Non-representational writing is like non-representational painting in that, among other things, it expresses how the writer feels about the writing as it's being written. It's not for everyone just as non-representational painting is not for everyone. I don't mean to suggest that I find "straightforward" to be a bad word. Nor do I believe "straightforward" is the sine qua non of writing. It's a big world with big bookstores.

I said you seemed to be missing Valente's point because your review seems to boil down to: "I prefer books of type X, but this book is not of type X; therefore I didn't care for it." Your review suggested to me that Ms Valente was not attempting to write a book of type X, therefore the review seems to me to have missed her point. If my reading of your review is in error, then I apologize.
Dec 19, 21:54 by William Mingin
I did more in the review than simply say, "I don't like this kind of writing, her book is this kind of writing, therefore I didn't like the book." I gave examples of what didn't work and reasons why I think it doesn't work, and these were not limited to the writing being non-representational. I won't give examples, because they're all in the review which is, after all, at this site.

Is there anything else you like or find interesting or powerful in non-representational writing? Because "it expresses how the writer feels about the writing as it's being written" is to me not only uninteresting, but actually kind of odious, and argues a monstrous self-importance on the part of the writer, and something I am not only not interested in, but not interested with prejudice. A writer interested in conveying that sort of thing would be better off with autobiography, I think, perhaps a minute by minute description of his or her feelings. If I knew that was the subject, then I would know to avoid that particular work.

If that's your argument for that kind of writing, then I suppose we'll have to agree to disagree about it. If there's more you'd like to say, please do.

But to come back to the review: as I said, my criticisms weren't limited to that kind of writing, and I gave concrete examples with reasons for what didn't work. I had the feeling, thinking over your initial comments once again, that you came to those comments with a wounded sense of amour-propre: someone had criticised something like what you do, and you felt compelled to defend it. Rather than simply saying, "You don't seem to like this kind of writing; I do; here's why" you defended what you do in the face of my "attack" by invalidating the review as a misinterpretation. You seem to me now to be trying to do the same thing by implying that it's a one-issue review, when it isn't. At least, if you want to invalidate the review, take up some examples and show where I'm wrong.

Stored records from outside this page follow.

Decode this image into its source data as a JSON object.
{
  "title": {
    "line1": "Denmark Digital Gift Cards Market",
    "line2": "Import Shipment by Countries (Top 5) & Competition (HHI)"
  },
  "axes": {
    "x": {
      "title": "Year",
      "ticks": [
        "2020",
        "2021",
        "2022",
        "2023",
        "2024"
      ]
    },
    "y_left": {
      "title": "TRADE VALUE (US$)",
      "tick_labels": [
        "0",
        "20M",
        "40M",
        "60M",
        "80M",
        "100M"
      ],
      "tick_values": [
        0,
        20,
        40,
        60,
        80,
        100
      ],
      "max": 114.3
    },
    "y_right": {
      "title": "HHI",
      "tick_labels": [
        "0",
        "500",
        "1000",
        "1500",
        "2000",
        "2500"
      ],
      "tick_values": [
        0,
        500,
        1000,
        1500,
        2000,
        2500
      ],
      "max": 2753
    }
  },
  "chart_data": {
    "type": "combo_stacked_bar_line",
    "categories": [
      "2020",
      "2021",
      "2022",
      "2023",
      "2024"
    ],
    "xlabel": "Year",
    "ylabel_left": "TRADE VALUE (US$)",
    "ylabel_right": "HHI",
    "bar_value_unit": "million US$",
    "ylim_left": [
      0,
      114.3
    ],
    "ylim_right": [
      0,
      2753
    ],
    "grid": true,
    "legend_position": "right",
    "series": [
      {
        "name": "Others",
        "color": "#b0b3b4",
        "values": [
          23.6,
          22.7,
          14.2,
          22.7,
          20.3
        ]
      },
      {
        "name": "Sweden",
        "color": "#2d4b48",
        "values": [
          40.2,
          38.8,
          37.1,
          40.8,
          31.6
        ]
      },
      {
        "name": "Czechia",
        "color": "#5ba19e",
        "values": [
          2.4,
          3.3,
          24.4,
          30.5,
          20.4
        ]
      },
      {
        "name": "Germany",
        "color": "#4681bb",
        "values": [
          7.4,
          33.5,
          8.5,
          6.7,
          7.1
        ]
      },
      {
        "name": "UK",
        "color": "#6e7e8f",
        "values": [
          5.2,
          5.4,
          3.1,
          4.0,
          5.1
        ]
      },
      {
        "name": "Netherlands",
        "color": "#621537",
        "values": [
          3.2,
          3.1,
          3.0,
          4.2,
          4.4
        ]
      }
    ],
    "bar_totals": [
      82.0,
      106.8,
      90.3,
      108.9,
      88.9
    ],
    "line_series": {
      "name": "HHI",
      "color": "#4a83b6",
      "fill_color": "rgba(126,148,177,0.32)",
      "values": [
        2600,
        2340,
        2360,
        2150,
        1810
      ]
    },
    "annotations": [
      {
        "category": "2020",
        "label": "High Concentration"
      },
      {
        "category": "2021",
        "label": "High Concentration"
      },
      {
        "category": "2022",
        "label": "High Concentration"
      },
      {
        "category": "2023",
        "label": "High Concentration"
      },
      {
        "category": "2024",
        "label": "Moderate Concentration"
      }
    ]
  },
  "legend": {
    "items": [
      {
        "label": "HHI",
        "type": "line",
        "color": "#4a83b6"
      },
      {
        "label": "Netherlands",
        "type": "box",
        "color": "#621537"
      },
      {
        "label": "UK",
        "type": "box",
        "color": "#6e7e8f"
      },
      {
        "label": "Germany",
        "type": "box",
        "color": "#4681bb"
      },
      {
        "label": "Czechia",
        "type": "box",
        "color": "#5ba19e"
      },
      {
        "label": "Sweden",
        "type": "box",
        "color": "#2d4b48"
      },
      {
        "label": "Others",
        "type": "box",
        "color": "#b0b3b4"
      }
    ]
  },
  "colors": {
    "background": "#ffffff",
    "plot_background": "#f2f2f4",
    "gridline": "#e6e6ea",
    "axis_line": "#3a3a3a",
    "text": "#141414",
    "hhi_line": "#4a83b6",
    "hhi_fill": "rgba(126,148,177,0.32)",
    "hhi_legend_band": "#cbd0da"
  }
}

My suggestion, however: let's not only leave Ms. Valente out of this discussion, let's leave the review out as well. We have opposing takes on non-representational writing; I'm open to hearing more about what you like about it. I read all sorts of things; I might find that something I've read and liked falls into the sphere of what you're talking about, and amend my opinions. Not everything I've ever read, after all, is right at the tip of my tongue at all times. Or I might be persuaded to be more inclusive or consider things differently. The interesting point, to me, is the discussion of a certain kind of writing, and our different takes on it.